女傑と言われる松岡春子の自宅はアルト・ディ・ピニェイロス区にあった。夜になって連れて行かれたために、どの様な区内かは判断出来なかったが、一夜明けて門から出て眺めると静かな住宅街であり、一軒一軒瀟洒に作られた邸宅ばかり並んでいた。このころ名前を知らない復活祭の頃に花が咲くので、アレルヤと呼ばれる街路樹が道に覆いかぶさり両の歩道に並んでいた。どういうわけか、日本にいた頃から、寺院をはじめ住宅街などを眺めながら歩くのが好きだった私は、碁盤目に作られたこの住宅街を、迷子にならない程度に歩くのが、三か月の居候中の楽しみになっていた。
日本の台風を思わす大風が吹き、ハイビスカスの垣根を圧し折り、吹き飛ばし、さっきまでの太陽は落ちてしまったように空が掻き曇り、と言うより夜中のようになるスコールが毎日午後二時あるいは三時になると決ってやってきた。もう四十年この国に住んでいるが、どうしたわけか、近年はこのように実に規則正しくやってくるスコールはあまりない。たまに規則正しいスコールが来る夏には、ブラジルで初めて体験した松岡家でのスコールを思い出し、哀れなハイビスカスの垣根が眼に浮かぶ。
十二月一日に松岡家に来たので年末行事が多かった。日系人社会の生活の片鱗、ブラジル人たちの生活習慣など驚くことばかりで、このごろいう「カルチャーショック」なるものを次々に体験して、二十五歳の痩せたジャポンノーボ(新来日本人)の女の子は、その行事にいくばくか振り回されて生活していた。
この一九六六年同時、樅の木に綿の雪をのせ日本と同じ飾り付けのクリスマスツリーのある十二月は、ブラジルでは真夏である。ノースリーブのワンピースを着て、花舗で販売する小篭入りのクリスマス飾りを作る仕事を夕食後手伝った。飾り付けは活花を習っていたことが幸いして悪くなかったらしいが、安くはない色ガラスの玉を、指に力を入れ過ぎて情けないほど割った。私の作った分からの儲けはマイナスだったかもしれないが、顔をしかめるのは春子の次女の時代であり、その母の女傑はさすがに何も言わなかった。

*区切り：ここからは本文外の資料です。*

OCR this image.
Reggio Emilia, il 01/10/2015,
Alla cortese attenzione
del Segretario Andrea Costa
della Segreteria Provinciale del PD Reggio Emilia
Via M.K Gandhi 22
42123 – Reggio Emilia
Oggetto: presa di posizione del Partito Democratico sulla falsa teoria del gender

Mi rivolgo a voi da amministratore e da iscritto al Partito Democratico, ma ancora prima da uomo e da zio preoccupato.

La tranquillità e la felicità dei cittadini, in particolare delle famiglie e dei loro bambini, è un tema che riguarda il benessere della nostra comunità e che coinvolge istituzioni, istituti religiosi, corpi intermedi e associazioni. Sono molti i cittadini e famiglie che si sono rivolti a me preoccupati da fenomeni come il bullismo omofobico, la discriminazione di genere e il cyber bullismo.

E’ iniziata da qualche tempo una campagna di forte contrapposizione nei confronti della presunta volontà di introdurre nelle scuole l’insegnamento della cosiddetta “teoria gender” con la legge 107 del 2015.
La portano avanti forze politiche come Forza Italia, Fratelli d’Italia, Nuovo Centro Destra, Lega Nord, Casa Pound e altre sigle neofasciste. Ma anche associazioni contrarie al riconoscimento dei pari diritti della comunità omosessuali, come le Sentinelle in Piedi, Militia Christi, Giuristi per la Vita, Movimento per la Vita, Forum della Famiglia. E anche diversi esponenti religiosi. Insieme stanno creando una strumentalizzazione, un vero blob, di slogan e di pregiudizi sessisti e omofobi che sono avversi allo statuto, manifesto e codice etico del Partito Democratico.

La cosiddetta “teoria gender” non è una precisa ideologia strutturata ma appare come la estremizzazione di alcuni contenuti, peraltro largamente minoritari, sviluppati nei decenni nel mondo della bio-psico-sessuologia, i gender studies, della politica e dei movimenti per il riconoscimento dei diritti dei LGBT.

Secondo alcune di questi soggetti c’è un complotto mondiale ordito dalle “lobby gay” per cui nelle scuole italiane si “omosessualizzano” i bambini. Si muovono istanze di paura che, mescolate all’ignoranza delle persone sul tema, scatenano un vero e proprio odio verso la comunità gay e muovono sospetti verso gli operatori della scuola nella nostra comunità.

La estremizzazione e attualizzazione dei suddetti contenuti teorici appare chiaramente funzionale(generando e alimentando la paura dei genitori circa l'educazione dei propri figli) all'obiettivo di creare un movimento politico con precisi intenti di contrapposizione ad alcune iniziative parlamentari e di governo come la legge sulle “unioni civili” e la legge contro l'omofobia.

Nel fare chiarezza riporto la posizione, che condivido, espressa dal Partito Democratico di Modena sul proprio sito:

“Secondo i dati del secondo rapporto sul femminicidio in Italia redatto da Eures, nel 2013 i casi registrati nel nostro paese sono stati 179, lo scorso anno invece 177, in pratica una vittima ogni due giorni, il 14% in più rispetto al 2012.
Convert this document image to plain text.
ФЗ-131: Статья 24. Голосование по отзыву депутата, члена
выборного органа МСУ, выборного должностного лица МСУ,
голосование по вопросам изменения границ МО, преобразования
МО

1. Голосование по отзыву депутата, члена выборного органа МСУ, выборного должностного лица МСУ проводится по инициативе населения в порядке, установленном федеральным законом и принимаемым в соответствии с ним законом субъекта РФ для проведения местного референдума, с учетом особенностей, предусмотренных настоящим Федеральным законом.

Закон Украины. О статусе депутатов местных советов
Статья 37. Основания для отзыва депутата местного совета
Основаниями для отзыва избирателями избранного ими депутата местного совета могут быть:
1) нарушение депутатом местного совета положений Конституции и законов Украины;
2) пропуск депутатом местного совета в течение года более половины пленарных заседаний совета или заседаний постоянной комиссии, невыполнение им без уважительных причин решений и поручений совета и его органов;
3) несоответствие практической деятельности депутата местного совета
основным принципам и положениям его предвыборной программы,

ウルグアイの高田家で、はじめて銀器をガラス越しに見たが、それを磨くのは、カルメンと呼ぶお手伝いの仕事であった。小説で読んでいた銀食器磨きを、まさか私がすることになるとは考えもしないことだったが、私に手伝えることは銀食器を磨くことぐらいで、手を真っ黒にしてみがいたこの家の銀器は、ずいぶん長い期間磨かれなかったらしく黒ずんでいた。
ブラジルは日本で聞いた通り、人種の坩堝であり国際色の多さ、ウルグアイで出会うことのなかった肌の色の多彩さにも慣れはじめ、カラリとして湿度のすくない夏は、私を落ち込ませることにならなかった。そんな国ブラジルの日本人について言えば、日本全国から移住している県民のとりどりな方言を身近に聞くことになった。熊本弁のとなりで紀州というか和歌山弁、そのとなりには沖縄弁という具合である。また他県民と親しくなれば、熊本弁に和歌山弁が混じり合い
「どうも気がついたら、変な言葉になっていた」と、苦笑いすることになる。私はブラジルに来るまで、十年間を大阪で暮らしたために大阪弁に慣れて使っていたが、十三歳でブラジルに来た松岡春子の常用語は土佐弁であった。